Ungebrochen knabbern

Handhabung von Gebäck. Der belgische Backspezialist Destrooper-Olivier suchte für sein preisgekröntes Mandelgebäck eine Verpackungslösung, die neben hoher Effizienz insbesondere die schonende Handhabung des zerbrechlichen Gebäcks gewährleisten sollte. Das Unternehmen entschied sich für eine Lösung von Schubert.

Die Verpackungsmaschine für Destrooper-Olivier realisiert hohe Leistungsfähigkeit in einem kompakten, vorgegebenen Einbauvolumen innerhalb der Produktionsstätte. Gleichzeitig ist die Maschine gut zugänglich. (Bild: Gerhard Schubert)

Luc und seine Frau Christiane Destrooper gründeten den Familienbetrieb Destrooper-Olivier 1989 in Oostkamp, etwa fünf Kilometer südlich von Brügge. Inzwischen hat mit Bert Destrooper die zweite Generation die Firmenleitung übernommen. Neben der Hausmarke „Belgian Butter“ backt das Unternehmen auch für Eigenmarken großer internationaler Kaufhausketten, die die Waffeln und Kekse auf der ganzen Welt in mehr als 60 Ländern vertreiben. Heute produzieren der belgische Backspezialist auf knapp 16.000 Quadratmetern Fläche seine Produkte mit einem modernen Maschinenpark.

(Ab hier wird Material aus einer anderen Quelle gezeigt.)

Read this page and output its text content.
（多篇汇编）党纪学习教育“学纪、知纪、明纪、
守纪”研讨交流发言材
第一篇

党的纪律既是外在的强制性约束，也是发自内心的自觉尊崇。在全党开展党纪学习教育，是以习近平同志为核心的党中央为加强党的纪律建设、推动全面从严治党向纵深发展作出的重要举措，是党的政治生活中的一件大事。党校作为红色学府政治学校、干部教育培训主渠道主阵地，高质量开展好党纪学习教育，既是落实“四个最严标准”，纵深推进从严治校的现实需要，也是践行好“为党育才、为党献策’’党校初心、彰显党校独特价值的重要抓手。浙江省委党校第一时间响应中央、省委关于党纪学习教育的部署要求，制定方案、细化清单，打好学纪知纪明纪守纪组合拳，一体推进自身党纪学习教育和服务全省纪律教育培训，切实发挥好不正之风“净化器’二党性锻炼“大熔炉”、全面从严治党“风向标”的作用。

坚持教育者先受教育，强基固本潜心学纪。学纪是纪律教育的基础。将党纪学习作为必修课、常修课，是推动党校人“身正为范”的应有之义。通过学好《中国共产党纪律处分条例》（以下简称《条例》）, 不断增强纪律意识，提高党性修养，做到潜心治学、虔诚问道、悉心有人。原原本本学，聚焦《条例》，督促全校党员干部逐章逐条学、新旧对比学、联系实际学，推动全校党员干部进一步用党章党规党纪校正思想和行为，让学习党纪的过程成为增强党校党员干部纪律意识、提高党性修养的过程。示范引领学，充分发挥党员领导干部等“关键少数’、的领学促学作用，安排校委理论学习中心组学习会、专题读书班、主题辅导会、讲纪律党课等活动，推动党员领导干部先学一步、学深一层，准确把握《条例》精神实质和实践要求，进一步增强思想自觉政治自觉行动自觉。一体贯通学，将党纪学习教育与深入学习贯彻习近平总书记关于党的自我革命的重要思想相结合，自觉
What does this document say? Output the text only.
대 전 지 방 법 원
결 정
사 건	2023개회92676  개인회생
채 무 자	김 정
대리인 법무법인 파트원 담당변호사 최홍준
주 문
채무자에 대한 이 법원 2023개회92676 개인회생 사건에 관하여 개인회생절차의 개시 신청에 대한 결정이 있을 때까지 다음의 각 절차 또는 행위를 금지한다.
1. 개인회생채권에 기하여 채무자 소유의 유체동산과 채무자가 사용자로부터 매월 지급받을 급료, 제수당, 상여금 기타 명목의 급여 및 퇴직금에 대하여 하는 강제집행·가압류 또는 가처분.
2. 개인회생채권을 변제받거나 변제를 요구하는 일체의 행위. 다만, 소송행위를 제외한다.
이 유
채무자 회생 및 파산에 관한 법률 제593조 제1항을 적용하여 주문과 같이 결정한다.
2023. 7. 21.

Seit November 2016 verpackt die erste Maschine von Gerhard Schubert bei dem Unternehmen das Spitzenprodukt „Almond Thins“ aus der Reihe „Belgian Butter“. Das Mandelgebäck ist quasi der Star unter den Produkten von Destrooper-Olivier, erhielt es doch eine Auszeichnung von ausgewählten Michelin-Chefköchen für seinen hervorragenden Geschmack.

Georg Koutsogiannis, zuständig für den Vertrieb in den Benelux-Staaten, hatte den Kontakt zu Destrooper-Olivier im Rahmen der Prosweets 2016 in Köln hergestellt. Innerhalb von zwei Wochen konnte er den Neukunden mit einem Konzept überzeugen. Mit dem ersten Auftrag formulierte die Feinbäckerei aus Oostkamp mehrere komplexe Aufgabenstellungen für den Verpackungsmaschinenspezialisten aus Crailsheim. Denn bei „Almond Thins“ handelt es sich um hauchdünne Butterkekse mit eingelegten Mandelplättchen. Dieses Gebäck ist extrem empfindlich und erfordert eine entsprechend anspruchsvolle Handhabung.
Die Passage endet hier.